Japan, one of the most culturally intense and diverse places in the world. A place of extremes, a place of binaries. On one hand there’s the pristine countryside untouched by technology and on the other, there are busting cities that never sleep.
But this amalgamation gives rise to a unique culinary bouquet that thrives on fresh, nutritious and mouthwatering produce.
If you plan to venture to Japan, then here are ten dishes that you must try
The food that put Japan on the global gastronome’s wish list. If you haven’t heard of Sushi, then you were probably hibernating under a rock. Sushi is slices of freshly caught raw fish, served on rolls or a layer of vinegar-seasoned white rice. However, it’s the accompaniments and the garnishes that make Sushi a delicacy to die for.

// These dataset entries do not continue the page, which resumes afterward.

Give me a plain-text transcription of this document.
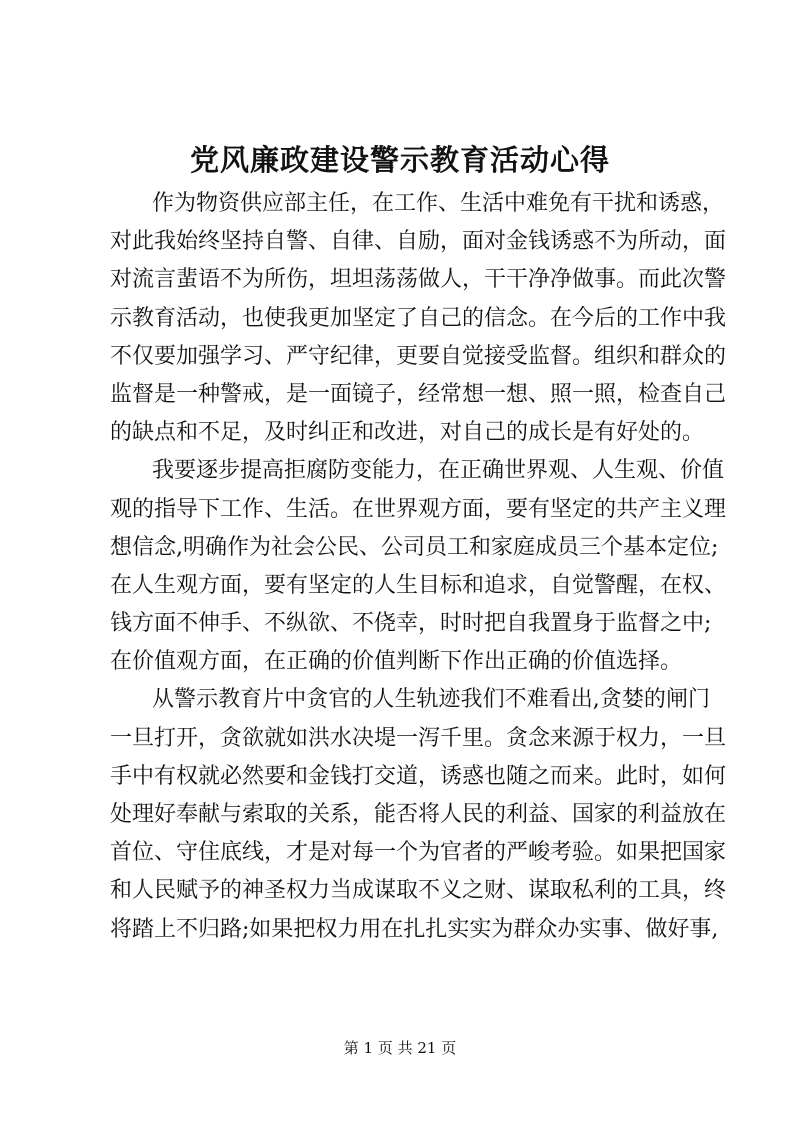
党风廉政建设警示教育活动心得
作为物资供应部主任，在工作、生活中难免有干扰和诱惑，
对此我始终坚持自警、自律、自励，面对金钱诱惑不为所动，面
对流言蜚语不为所伤，坦坦荡荡做人，干干净净做事。而此次警
示教育活动，也使我更加坚定了自己的信念。在今后的工作中我
不仅要加强学习、严守纪律，更要自觉接受监督。组织和群众的
监督是一种警戒，是一面镜子，经常想一想、照一照，检查自己
的缺点和不足，及时纠正和改进，对自己的成长是有好处的。
我要逐步提高拒腐防变能力，在正确世界观、人生观、价值
观的指导下工作、生活。在世界观方面，要有坚定的共产主义理
想信念,明确作为社会公民、公司员工和家庭成员三个基本定位;
在人生观方面，要有坚定的人生目标和追求，自觉警醒，在权、
钱方面不伸手、不纵欲、不侥幸，时时把自我置身于监督之中;
在价值观方面，在正确的价值判断下作出正确的价值选择。
从警示教育片中贪官的人生轨迹我们不难看出,贪婪的闸门
一旦打开，贪欲就如洪水决堤一泻千里。贪念来源于权力，一旦
手中有权就必然要和金钱打交道，诱惑也随之而来。此时，如何
处理好奉献与索取的关系，能否将人民的利益、国家的利益放在
首位、守住底线，才是对每一个为官者的严峻考验。如果把国家
和人民赋予的神圣权力当成谋取不义之财、谋取私利的工具，终
将踏上不归路;如果把权力用在扎扎实实为群众办实事、做好事,
第 1 页 共 21 页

One that Japan borrowed from China, Ramen is now one of the most widely consumed foods around the world. Noodles with a meat of your choice in a salty broth doesn’t sound like too innovative. But you have to try the Tonkotsu to know why it is the food of choice for millions. Authentic Ramen is an explosion of flavors and keeps you full for hours. If you are adventurous, try the miso Ramen.
Unagi is quintessentially Japanese cuisine. Freshly caught or harvested meat that’s minimally cooked and mildly flavored. In this case, it is river eel that’s barbequed before being lacquered with sauce. The Unagi is the Japanese’s way of beating the intensely hot summers that the country faces each year. To get the real Unagi flavor, head to an old eatery in the Japanese countryside. You get wild Unagi for three months of the year.
Shrimp Tempura with Wasabi
Another food that Japan borrowed, possibly from Portugal and made it their own. The crisp and crunchy tempura is now a delicacy that’s sold in most countries around the world. Authentic Tempura is fried in sesame oil and comes with a dip that’s soy flavored. Wasabi is optional but you do get grated radish that serves as the dipping.
The thin brown buckwheat noodles originated in the Japanese hills where buckwheat is preferred over rice. Soba noodles are usually served in a rich broth that’s flavored with soy. Some versions are served cold or at room temperature with accompanying dips.
Onomatopoeia contributing to culinary names is always interesting. Enter Shabu Shabu, the sound that originates when meat slices move around when picked with chopsticks. Does that really sound like Shabu Shabu? We will never know. But the idea of cooking thin marbled meat slices on your table certainly sounds appealing.
Yakitori stands for slow-grilled chicken seasoned with salt or soy sauce. What’s interesting about Yakitori is that the chicken pieces are not limited to the legs or breast. Each and every part of the chicken, including the feet are grilled. Yakitori is an everyday street staple in Japan.